Materials generally exhibit a certain band gap related to the material's physical and electronic properties. A band gap is specific to each solid material, and may be defined as an energy range in which there exists no electron state for placement of electrons. The band gap is described herein in terms of the energy difference (in electron volts eV) between the valence band and the conduction band for a material. The lower the band gap, the easier it is to ionize a material, e.g., by removing an electron.
High band gap materials, particularly semiconductors, are useful in photoconductive semiconductor switch (PCSS) applications. How high the band gap must be before the material is considered a “high band gap” material depends on what application the material is being used for. Generally, a high band gap material can be considered any material having an electronic band gap larger than about 1.0 eV. However, in some application, materials with an electronic band gap of larger than about 2.0 eV or more may be considered high band gap materials.

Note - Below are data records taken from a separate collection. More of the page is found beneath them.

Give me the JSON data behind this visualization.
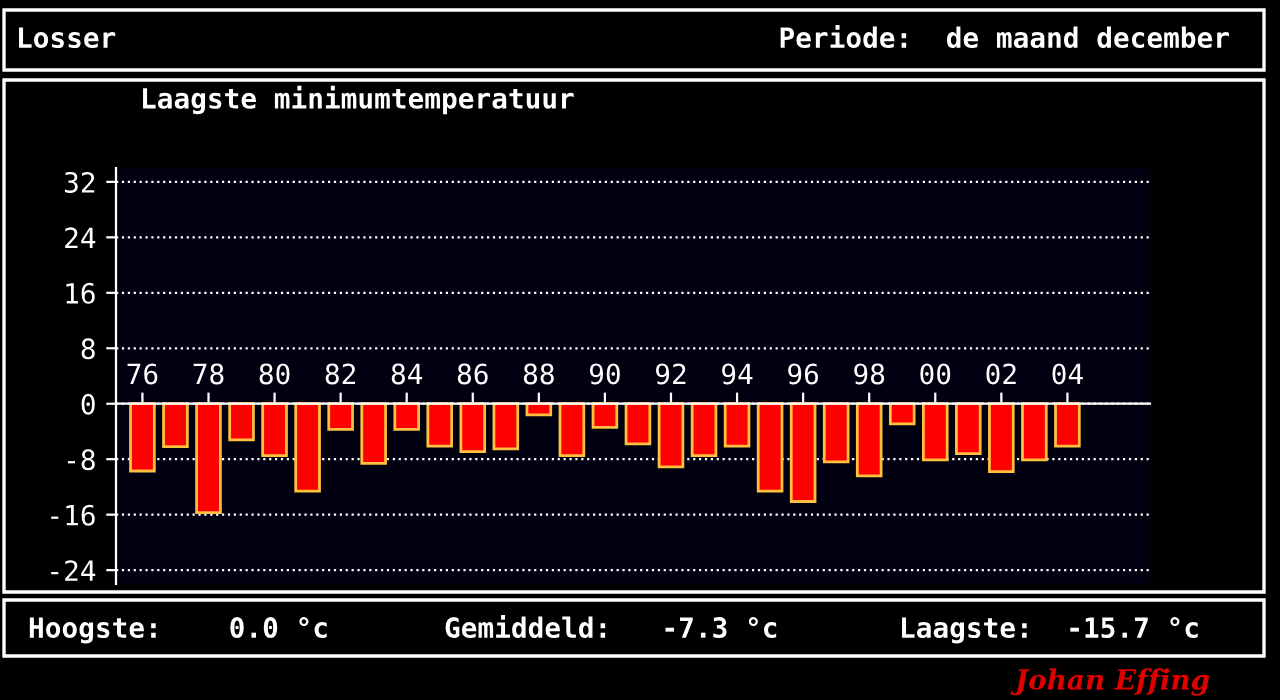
{
  "chart_data": {
    "type": "bar",
    "title": "Laagste minimumtemperatuur",
    "categories": [
      "76",
      null,
      "78",
      null,
      "80",
      null,
      "82",
      null,
      "84",
      null,
      "86",
      null,
      "88",
      null,
      "90",
      null,
      "92",
      null,
      "94",
      null,
      "96",
      null,
      "98",
      null,
      "00",
      null,
      "02",
      null,
      "04"
    ],
    "series": [
      {
        "color": "#ff0000",
        "values": [
          -9.7,
          -6.2,
          -15.7,
          -5.2,
          -7.5,
          -12.6,
          -3.7,
          -8.6,
          -3.7,
          -6.1,
          -6.9,
          -6.5,
          -1.6,
          -7.5,
          -3.4,
          -5.8,
          -9.1,
          -7.5,
          -6.1,
          -12.6,
          -14.1,
          -8.4,
          -10.4,
          -2.9,
          -8.1,
          -7.2,
          -9.8,
          -8.1,
          -6.1
        ]
      }
    ],
    "ylim": [
      -26,
      34
    ],
    "yticks": [
      -24,
      -16,
      -8,
      0,
      8,
      16,
      24,
      32
    ],
    "grid": "y",
    "annotations": [
      "Losser",
      "Periode:  de maand december",
      "Hoogste:    0.0 °c",
      "Gemiddeld:   -7.3 °c",
      "Laagste:  -15.7 °c",
      "Johan Effing"
    ]
  }
}
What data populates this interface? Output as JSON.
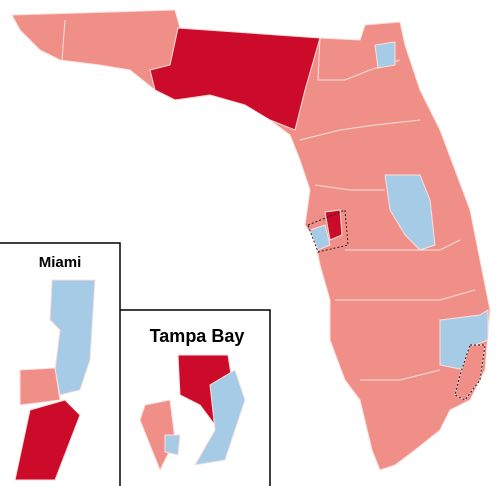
{
  "insets": [
    {
      "label": "Miami"
    },
    {
      "label": "Tampa Bay"
    }
  ]
}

In addition to a high band gap, materials that are useful in PCSS applications have high critical electrical strength, high electron saturation velocity, high thermal conductivity, and low resistance when excited by a laser, or other optical source, with the proper wavelength and power.
Obtaining suitable PCSS materials presents certain challenges. For example, the purchase of PCSS materials is difficult as these materials are very expensive. Moreover, conventional formation techniques of suitable PCSS materials typically involve growing single crystals from seed crystals to a desired size and purity prior to cutting the single crystals into the desired shapes and size for photoconductive switches. This single crystal growing process, however, is extremely slow, costly and requires high formation temperatures, which limits the quantity and type of doping agents that may be dispersed in the molten single crystal growing process. Additionally, the crystal growing process is difficult to control, and frequently leads to crystal boules with significant imperfections, such as “pipes,” inclusions, impurities, and/or other defects, which reduce the useful yield of the boule itself and yields a final crystal product with less than desirable performance characteristics, especially in optical applications, such as PCSS applications.

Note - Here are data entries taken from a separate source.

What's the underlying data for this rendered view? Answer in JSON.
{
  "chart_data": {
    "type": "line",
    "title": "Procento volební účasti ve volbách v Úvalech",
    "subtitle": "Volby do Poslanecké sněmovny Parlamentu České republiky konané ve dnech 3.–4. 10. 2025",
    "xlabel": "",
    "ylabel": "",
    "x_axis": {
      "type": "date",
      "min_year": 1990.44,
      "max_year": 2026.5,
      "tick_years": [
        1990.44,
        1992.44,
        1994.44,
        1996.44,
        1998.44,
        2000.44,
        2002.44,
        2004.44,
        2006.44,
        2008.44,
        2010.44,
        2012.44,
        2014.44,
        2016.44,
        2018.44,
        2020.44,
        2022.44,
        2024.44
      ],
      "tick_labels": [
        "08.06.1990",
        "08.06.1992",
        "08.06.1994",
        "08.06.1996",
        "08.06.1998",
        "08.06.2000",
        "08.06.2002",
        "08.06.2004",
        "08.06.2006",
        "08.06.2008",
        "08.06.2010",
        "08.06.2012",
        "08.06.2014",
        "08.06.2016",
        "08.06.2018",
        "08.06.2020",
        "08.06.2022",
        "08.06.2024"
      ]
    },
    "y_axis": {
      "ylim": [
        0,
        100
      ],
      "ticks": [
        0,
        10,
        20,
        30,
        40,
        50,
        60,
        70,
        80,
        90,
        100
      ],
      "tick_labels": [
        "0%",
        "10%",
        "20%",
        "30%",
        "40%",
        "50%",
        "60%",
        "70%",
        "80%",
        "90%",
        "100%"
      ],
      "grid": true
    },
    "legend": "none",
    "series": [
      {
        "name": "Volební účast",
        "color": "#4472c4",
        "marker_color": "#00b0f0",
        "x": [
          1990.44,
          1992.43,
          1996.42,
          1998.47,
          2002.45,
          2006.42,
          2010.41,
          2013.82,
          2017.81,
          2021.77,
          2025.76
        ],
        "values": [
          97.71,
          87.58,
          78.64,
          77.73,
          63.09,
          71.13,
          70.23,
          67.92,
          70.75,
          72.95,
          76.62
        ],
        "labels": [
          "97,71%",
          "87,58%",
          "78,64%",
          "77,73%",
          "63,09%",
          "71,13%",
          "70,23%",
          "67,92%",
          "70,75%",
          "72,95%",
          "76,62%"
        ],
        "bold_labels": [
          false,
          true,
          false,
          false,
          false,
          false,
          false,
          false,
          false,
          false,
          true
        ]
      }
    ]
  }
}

Conventional methods for forming PCSS materials, with laser optical transparency, from nanopowders also present several disadvantages. Such processes typically start with a very pure co-precipitated powder, which is then slip cast in the presence of a gelling agent to form the green structure prior to sintering. A uniform slurry of high purity powder is poured into a plaster mold, which sucks the water out of the slurry by capillary forces and produces the green structure after drying. Using fluid flow and surface tension to consolidate the ceramic powder allows parts to be made with a uniform powder packing. However, because the mold removes the water, slip casting can only be used for relatively thin parts. The need for a very porous surface on the mold also introduces another variable in the green structure fabrication. The porous mold, usually made of commercial gypsum, may also be a source of contamination. Moreover, the presence of the gelling agent, or its by products, in the final structure is an impurity that adversely affects the optical properties of the ceramic. Cold uniaxial pressing and cold isostatic pressing have also been used to make transparent parts. However, inter-particle friction during the pressing process tends to prevent densification in the center of the part so that size of the part must be kept small enough that this does not cause porosity.

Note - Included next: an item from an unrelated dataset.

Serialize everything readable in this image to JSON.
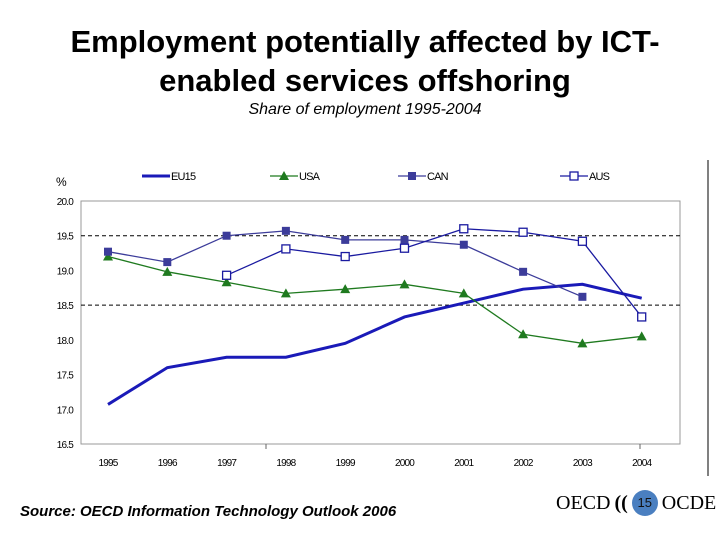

Finer nano-sized powder than that produced by precipitation may be used. This can be especially important for achieving high transparency needed for lasers. Finer particles, because of their increased surface area, sinter more easily. However, smaller nano-sized particles behave differently than larger (such as micrometer) sized particles during green structure consolidation. For instance, smaller particles experience more friction as they move past one another in a die making it more difficult to produce a uniform structure through cold pressing, especially where larger parts are desired. The higher surface area of finer particles also requires more water for wetting making it difficult to get the solids loading high for slipcast slurries. As a result, after slip casting there is significant shrinkage on drying, often leading to cracking and other problems. Finer particles are more susceptible to surface-area-dependent chemical reactions, as may occur between a porous mold and certain ceramic powders.
Since it is difficult to find all of the desired properties in a single material which can be used in PCSS application in a cost efficient way, it would be desirable to have methods to make materials that can be used in PCSS applications and/or to have additional materials capable of being used in PCSS applications that can be manufactured and/or produced more inexpensively and precisely than conventionally used materials.